Hong Kong-Singapore rivalry hurting Asia’s fintech competitiveness | Insurance Business

Hong Kong-Singapore rivalry hurting Asia’s fintech competitiveness
Asia’s competitiveness in the financial technology arena is being undermined by the rivalry between Hong Kong and Singapore, two of the top financial centres in the region, according to a financial lobby group.

The Asia Securities Industry and Financial Markets Association (ASIFMA) said in a report released on Friday that different governments, led by Hong Kong and Singapore, rushing to grab a slice of the US$100 billion global fintech pie is creating a regulatory maze which can make it hard for companies to scale up.
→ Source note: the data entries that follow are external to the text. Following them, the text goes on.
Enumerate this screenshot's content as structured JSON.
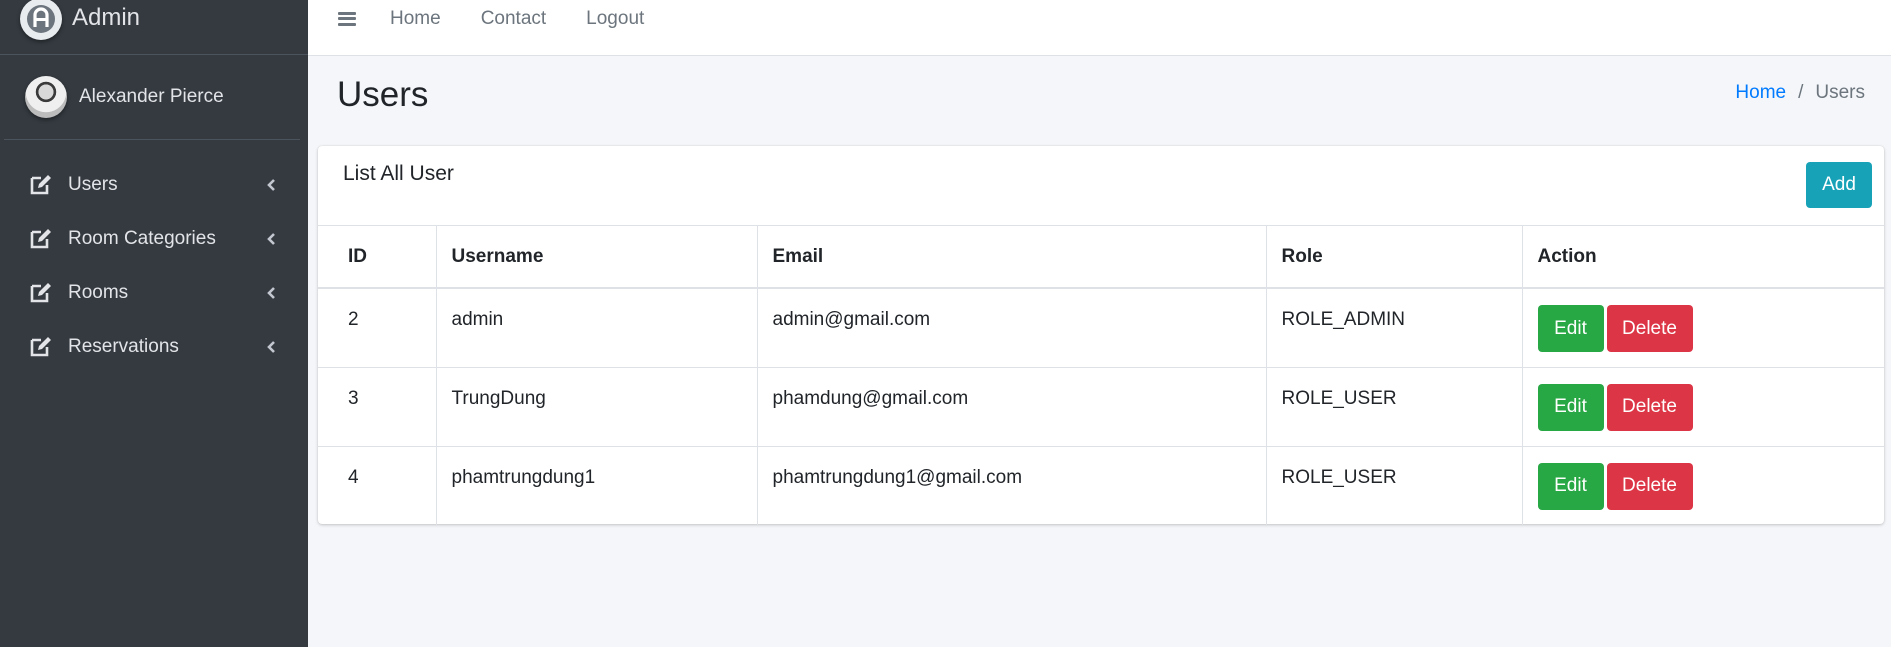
{
  "brand": {
    "name": "Admin",
    "logo_icon": "adminlte-logo-icon"
  },
  "user": {
    "name": "Alexander Pierce"
  },
  "sidebar": {
    "items": [
      {
        "label": "Users",
        "icon": "edit-icon"
      },
      {
        "label": "Room Categories",
        "icon": "edit-icon"
      },
      {
        "label": "Rooms",
        "icon": "edit-icon"
      },
      {
        "label": "Reservations",
        "icon": "edit-icon"
      }
    ]
  },
  "topnav": {
    "menu_icon": "hamburger-icon",
    "links": [
      "Home",
      "Contact",
      "Logout"
    ]
  },
  "page": {
    "title": "Users",
    "breadcrumb": {
      "home": "Home",
      "separator": "/",
      "current": "Users"
    }
  },
  "card": {
    "title": "List All User",
    "add_label": "Add",
    "columns": [
      "ID",
      "Username",
      "Email",
      "Role",
      "Action"
    ],
    "rows": [
      {
        "id": "2",
        "username": "admin",
        "email": "admin@gmail.com",
        "role": "ROLE_ADMIN",
        "edit": "Edit",
        "delete": "Delete"
      },
      {
        "id": "3",
        "username": "TrungDung",
        "email": "phamdung@gmail.com",
        "role": "ROLE_USER",
        "edit": "Edit",
        "delete": "Delete"
      },
      {
        "id": "4",
        "username": "phamtrungdung1",
        "email": "phamtrungdung1@gmail.com",
        "role": "ROLE_USER",
        "edit": "Edit",
        "delete": "Delete"
      }
    ]
  },
  "colors": {
    "sidebar_bg": "#343a40",
    "primary": "#007bff",
    "info": "#17a2b8",
    "success": "#28a745",
    "danger": "#dc3545"
  }
}
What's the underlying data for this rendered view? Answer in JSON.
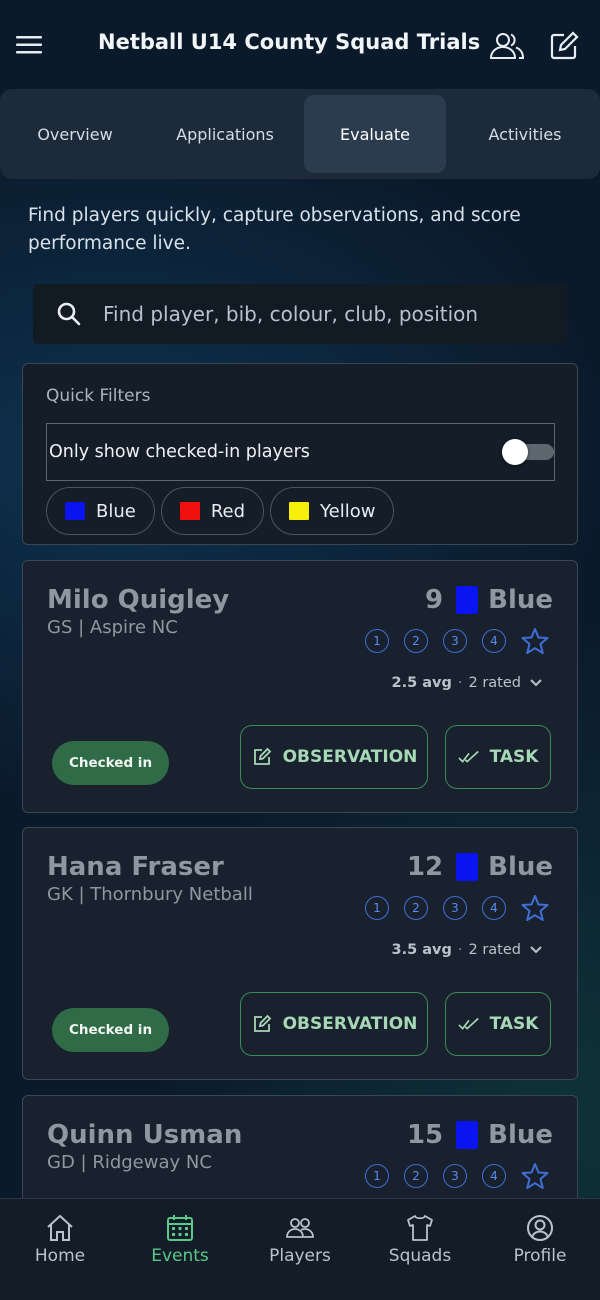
{
  "header": {
    "title": "Netball U14 County Squad Trials"
  },
  "tabs": [
    {
      "label": "Overview",
      "active": false
    },
    {
      "label": "Applications",
      "active": false
    },
    {
      "label": "Evaluate",
      "active": true
    },
    {
      "label": "Activities",
      "active": false
    }
  ],
  "intro": "Find players quickly, capture observations, and score performance live.",
  "search": {
    "placeholder": "Find player, bib, colour, club, position",
    "value": ""
  },
  "filters": {
    "title": "Quick Filters",
    "checked_in_only_label": "Only show checked-in players",
    "checked_in_only": false,
    "colours": [
      {
        "label": "Blue",
        "color": "#0a14f0"
      },
      {
        "label": "Red",
        "color": "#f01010"
      },
      {
        "label": "Yellow",
        "color": "#f5ef0a"
      }
    ]
  },
  "players": [
    {
      "name": "Milo Quigley",
      "sub": "GS | Aspire NC",
      "bib": "9",
      "team": "Blue",
      "team_color": "#0a14f0",
      "avg": "2.5 avg",
      "rated": "2 rated",
      "status": "Checked in"
    },
    {
      "name": "Hana Fraser",
      "sub": "GK | Thornbury Netball",
      "bib": "12",
      "team": "Blue",
      "team_color": "#0a14f0",
      "avg": "3.5 avg",
      "rated": "2 rated",
      "status": "Checked in"
    },
    {
      "name": "Quinn Usman",
      "sub": "GD | Ridgeway NC",
      "bib": "15",
      "team": "Blue",
      "team_color": "#0a14f0",
      "avg": "",
      "rated": "",
      "status": ""
    }
  ],
  "rating_options": [
    "1",
    "2",
    "3",
    "4"
  ],
  "actions": {
    "observation_label": "OBSERVATION",
    "task_label": "TASK"
  },
  "nav": [
    {
      "label": "Home",
      "icon": "home-icon",
      "active": false
    },
    {
      "label": "Events",
      "icon": "calendar-icon",
      "active": true
    },
    {
      "label": "Players",
      "icon": "players-icon",
      "active": false
    },
    {
      "label": "Squads",
      "icon": "shirt-icon",
      "active": false
    },
    {
      "label": "Profile",
      "icon": "profile-icon",
      "active": false
    }
  ],
  "colors": {
    "accent_green": "#59c98a",
    "rating_blue": "#3f6fd6"
  }
}
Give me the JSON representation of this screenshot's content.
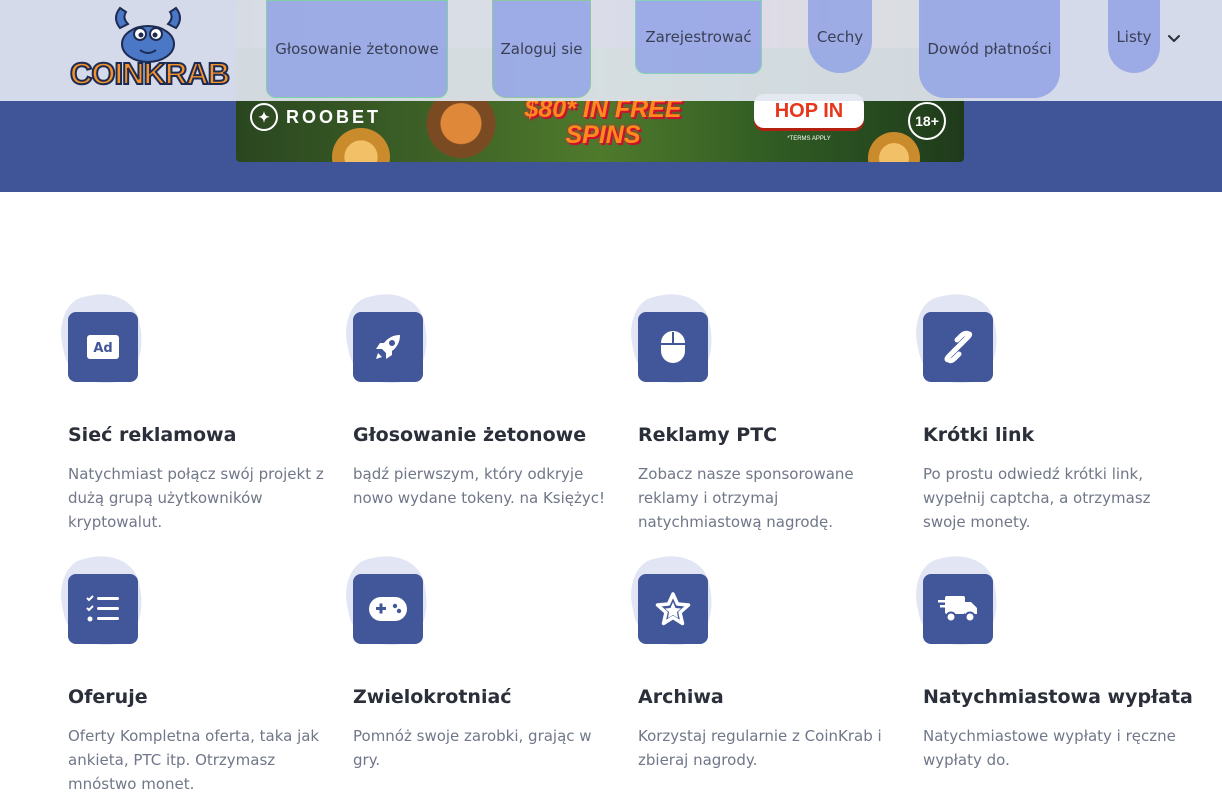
{
  "header": {
    "logo_text": "COINKRAB",
    "nav": {
      "glosowanie": "Głosowanie żetonowe",
      "zaloguj": "Zaloguj sie",
      "zarejestrowac": "Zarejestrować",
      "cechy": "Cechy",
      "dowod": "Dowód płatności",
      "listy": "Listy"
    }
  },
  "banner": {
    "brand": "ROOBET",
    "promo": "$80* IN FREE SPINS",
    "cta": "HOP IN",
    "terms": "*TERMS APPLY",
    "age": "18+"
  },
  "features": [
    {
      "title": "Sieć reklamowa",
      "desc": "Natychmiast połącz swój projekt z dużą grupą użytkowników kryptowalut.",
      "icon": "ad-icon"
    },
    {
      "title": "Głosowanie żetonowe",
      "desc": "bądź pierwszym, który odkryje nowo wydane tokeny. na Księżyc!",
      "icon": "rocket-icon"
    },
    {
      "title": "Reklamy PTC",
      "desc": "Zobacz nasze sponsorowane reklamy i otrzymaj natychmiastową nagrodę.",
      "icon": "mouse-icon"
    },
    {
      "title": "Krótki link",
      "desc": "Po prostu odwiedź krótki link, wypełnij captcha, a otrzymasz swoje monety.",
      "icon": "link-icon"
    },
    {
      "title": "Oferuje",
      "desc": "Oferty Kompletna oferta, taka jak ankieta, PTC itp. Otrzymasz mnóstwo monet.",
      "icon": "task-list-icon"
    },
    {
      "title": "Zwielokrotniać",
      "desc": "Pomnóż swoje zarobki, grając w gry.",
      "icon": "gamepad-icon"
    },
    {
      "title": "Archiwa",
      "desc": "Korzystaj regularnie z CoinKrab i zbieraj nagrody.",
      "icon": "star-icon"
    },
    {
      "title": "Natychmiastowa wypłata",
      "desc": "Natychmiastowe wypłaty i ręczne wypłaty do.",
      "icon": "truck-icon"
    }
  ],
  "colors": {
    "hero_bg": "#3f5597",
    "icon_bg": "#42569a",
    "nav_pill": "#8c9ee6",
    "logo_orange": "#f5922a"
  }
}
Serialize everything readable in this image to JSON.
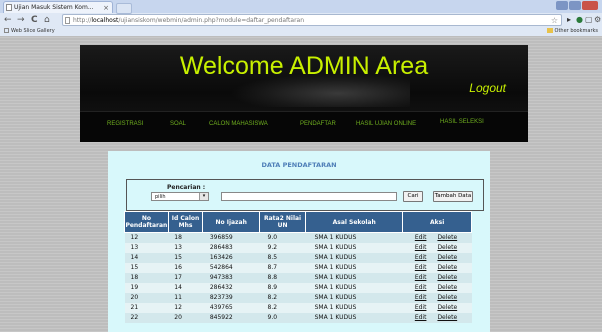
{
  "browser": {
    "tab_title": "Ujian Masuk Sistem Kom...",
    "tab_close": "×",
    "url_host": "localhost",
    "url_path": "/ujiansiskom/webmin/admin.php?module=daftar_pendaftaran",
    "url_prefix": "http://",
    "bookmarks_left": "Web Slice Gallery",
    "bookmarks_right": "Other bookmarks",
    "nav_back": "←",
    "nav_forward": "→",
    "nav_reload": "C",
    "nav_home": "⌂",
    "star": "☆"
  },
  "header": {
    "welcome": "Welcome ADMIN Area",
    "logout": "Logout"
  },
  "menu": [
    "REGISTRASI",
    "SOAL",
    "CALON MAHASISWA",
    "PENDAFTAR",
    "HASIL UJIAN ONLINE",
    "HASIL SELEKSI"
  ],
  "content": {
    "title": "DATA PENDAFTARAN",
    "search_label": "Pencarian :",
    "select_value": "pilih",
    "cari_button": "Cari",
    "tambah_button": "Tambah Data"
  },
  "table": {
    "headers": [
      "No Pendaftaran",
      "Id Calon Mhs",
      "No Ijazah",
      "Rata2 Nilai UN",
      "Asal Sekolah",
      "Aksi"
    ],
    "edit_label": "Edit",
    "delete_label": "Delete",
    "rows": [
      [
        "12",
        "18",
        "396859",
        "9.0",
        "SMA 1 KUDUS"
      ],
      [
        "13",
        "13",
        "286483",
        "9.2",
        "SMA 1 KUDUS"
      ],
      [
        "14",
        "15",
        "163426",
        "8.5",
        "SMA 1 KUDUS"
      ],
      [
        "15",
        "16",
        "542864",
        "8.7",
        "SMA 1 KUDUS"
      ],
      [
        "18",
        "17",
        "947383",
        "8.8",
        "SMA 1 KUDUS"
      ],
      [
        "19",
        "14",
        "286432",
        "8.9",
        "SMA 1 KUDUS"
      ],
      [
        "20",
        "11",
        "823739",
        "8.2",
        "SMA 1 KUDUS"
      ],
      [
        "21",
        "12",
        "439765",
        "8.2",
        "SMA 1 KUDUS"
      ],
      [
        "22",
        "20",
        "845922",
        "9.0",
        "SMA 1 KUDUS"
      ]
    ]
  }
}
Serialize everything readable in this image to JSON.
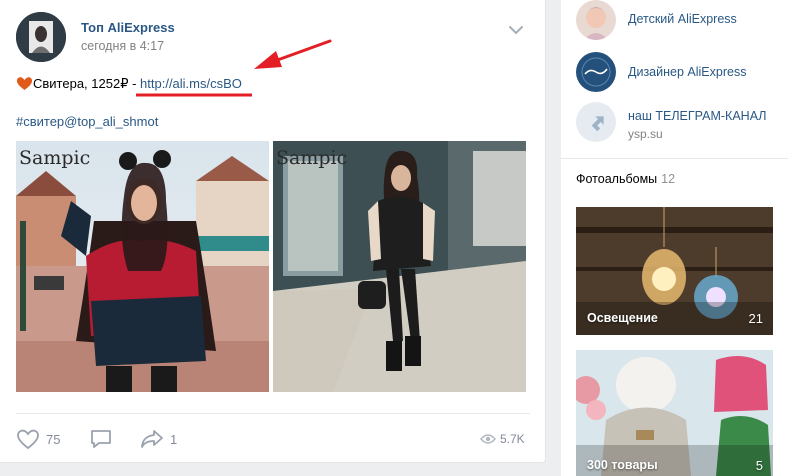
{
  "post": {
    "author": "Топ AliExpress",
    "time": "сегодня в 4:17",
    "text_prefix": "Свитера, 1252₽ - ",
    "link": "http://ali.ms/csBO",
    "hashtag": "#свитер@top_ali_shmot",
    "watermark": "Sampic",
    "likes": "75",
    "shares": "1",
    "views": "5.7K"
  },
  "sidebar": {
    "links": [
      {
        "title": "Детский AliExpress",
        "subtitle": ""
      },
      {
        "title": "Дизайнер AliExpress",
        "subtitle": ""
      },
      {
        "title": "наш ТЕЛЕГРАМ-КАНАЛ",
        "subtitle": "ysp.su"
      }
    ],
    "albums_label": "Фотоальбомы",
    "albums_count": "12",
    "albums": [
      {
        "title": "Освещение",
        "count": "21"
      },
      {
        "title": "300 товары",
        "count": "5"
      }
    ]
  },
  "colors": {
    "link_blue": "#2a5885",
    "annotation_red": "#e31e24",
    "page_bg": "#edeef0"
  }
}
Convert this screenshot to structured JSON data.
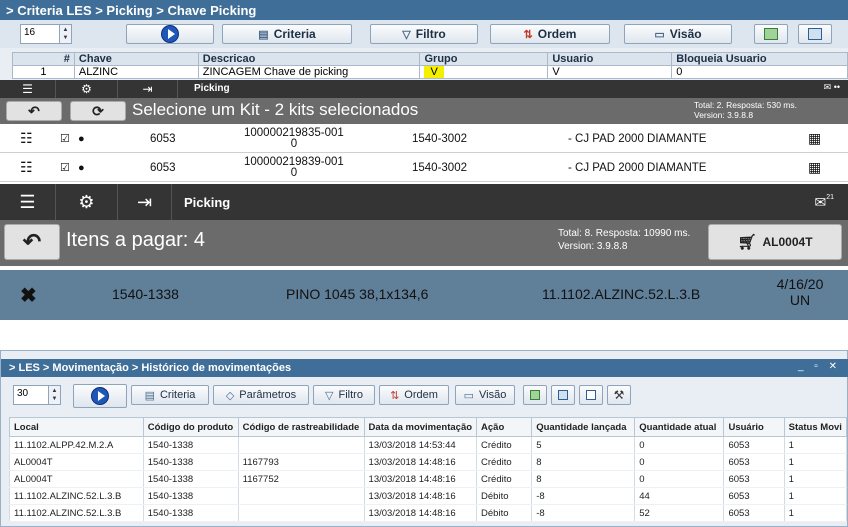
{
  "p1": {
    "breadcrumb": "> Criteria LES > Picking > Chave Picking",
    "rows_per_page": "16",
    "buttons": {
      "criteria": "Criteria",
      "filtro": "Filtro",
      "ordem": "Ordem",
      "visao": "Visão"
    },
    "columns": [
      "#",
      "Chave",
      "Descricao",
      "Grupo",
      "Usuario",
      "Bloqueia Usuario"
    ],
    "rows": [
      {
        "num": "1",
        "chave": "ALZINC",
        "descricao": "ZINCAGEM Chave de picking",
        "grupo": "V",
        "usuario": "V",
        "bloqueia": "0"
      }
    ]
  },
  "p2": {
    "menu_title": "Picking",
    "heading": "Selecione um Kit - 2 kits selecionados",
    "status_line1": "Total: 2. Resposta: 530 ms.",
    "status_line2": "Version: 3.9.8.8",
    "notif": "••",
    "rows": [
      {
        "user": "6053",
        "code": "100000219835-001",
        "code2": "0",
        "part": "1540-3002",
        "desc": "- CJ PAD 2000 DIAMANTE"
      },
      {
        "user": "6053",
        "code": "100000219839-001",
        "code2": "0",
        "part": "1540-3002",
        "desc": "- CJ PAD 2000 DIAMANTE"
      }
    ]
  },
  "p3": {
    "menu_title": "Picking",
    "notif": "21",
    "heading": "Itens a pagar: 4",
    "status_line1": "Total: 8. Resposta: 10990 ms.",
    "status_line2": "Version: 3.9.8.8",
    "cart_label": "AL0004T",
    "item": {
      "part": "1540-1338",
      "desc": "PINO 1045 38,1x134,6",
      "location": "11.1102.ALZINC.52.L.3.B",
      "date": "4/16/20",
      "unit": "UN"
    }
  },
  "p4": {
    "breadcrumb": "> LES > Movimentação > Histórico de movimentações",
    "rows_per_page": "30",
    "buttons": {
      "criteria": "Criteria",
      "parametros": "Parâmetros",
      "filtro": "Filtro",
      "ordem": "Ordem",
      "visao": "Visão"
    },
    "columns": [
      "Local",
      "Código do produto",
      "Código de rastreabilidade",
      "Data da movimentação",
      "Ação",
      "Quantidade lançada",
      "Quantidade atual",
      "Usuário",
      "Status Movi"
    ],
    "rows": [
      [
        "11.1102.ALPP.42.M.2.A",
        "1540-1338",
        "",
        "13/03/2018 14:53:44",
        "Crédito",
        "5",
        "0",
        "6053",
        "1"
      ],
      [
        "AL0004T",
        "1540-1338",
        "1167793",
        "13/03/2018 14:48:16",
        "Crédito",
        "8",
        "0",
        "6053",
        "1"
      ],
      [
        "AL0004T",
        "1540-1338",
        "1167752",
        "13/03/2018 14:48:16",
        "Crédito",
        "8",
        "0",
        "6053",
        "1"
      ],
      [
        "11.1102.ALZINC.52.L.3.B",
        "1540-1338",
        "",
        "13/03/2018 14:48:16",
        "Débito",
        "-8",
        "44",
        "6053",
        "1"
      ],
      [
        "11.1102.ALZINC.52.L.3.B",
        "1540-1338",
        "",
        "13/03/2018 14:48:16",
        "Débito",
        "-8",
        "52",
        "6053",
        "1"
      ]
    ]
  },
  "colors": {
    "header_blue": "#3f6e98",
    "dark_bar": "#343434",
    "grey_bar": "#6b6b6b",
    "item_bar": "#607f99",
    "highlight_yellow": "#f4f000",
    "play_blue": "#1f57b8"
  }
}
“The regulatory landscape is very fragmented and a lot of the initiatives, though well-intentioned, are not necessarily well thought through,” Mark Austen, ASIFMA chief executive, was quoted as saying by Reuters.

ASIFMA, which represents global banks and asset management firms such as Goldman Sachs and BlackRock, has urged better coordination among regulators of Asian markets and the adoption of a consistent set of best practices for developing fintech across the region.

Due to many fintechs’ innovative business models, regulators sometimes struggle to establish clear and consistent taxonomies and rules pertaining to their activities.

In one such example of the discord between regulatory regimes, cryptocurrency exchanges are licensed as money changers in Hong Kong and are under the jurisdiction of the customs authority. But in South Korea, they are considered online retailers, same as an online clothes store. Meanwhile, Singapore’s central bank has proposed classifying these exchanges as payment firms. 

“By not cooperating on fintech, Asian financial centres are putting themselves at a real disadvantage relative to the rest of the world: that traditional competitive dynamic and rivalry between the likes of Hong Kong and Singapore may actually in this case be a disadvantage,” said Hannah Cassidy, partner at Herbert Smith Freehills in Hong Kong and a contributor to the ASIFMA report.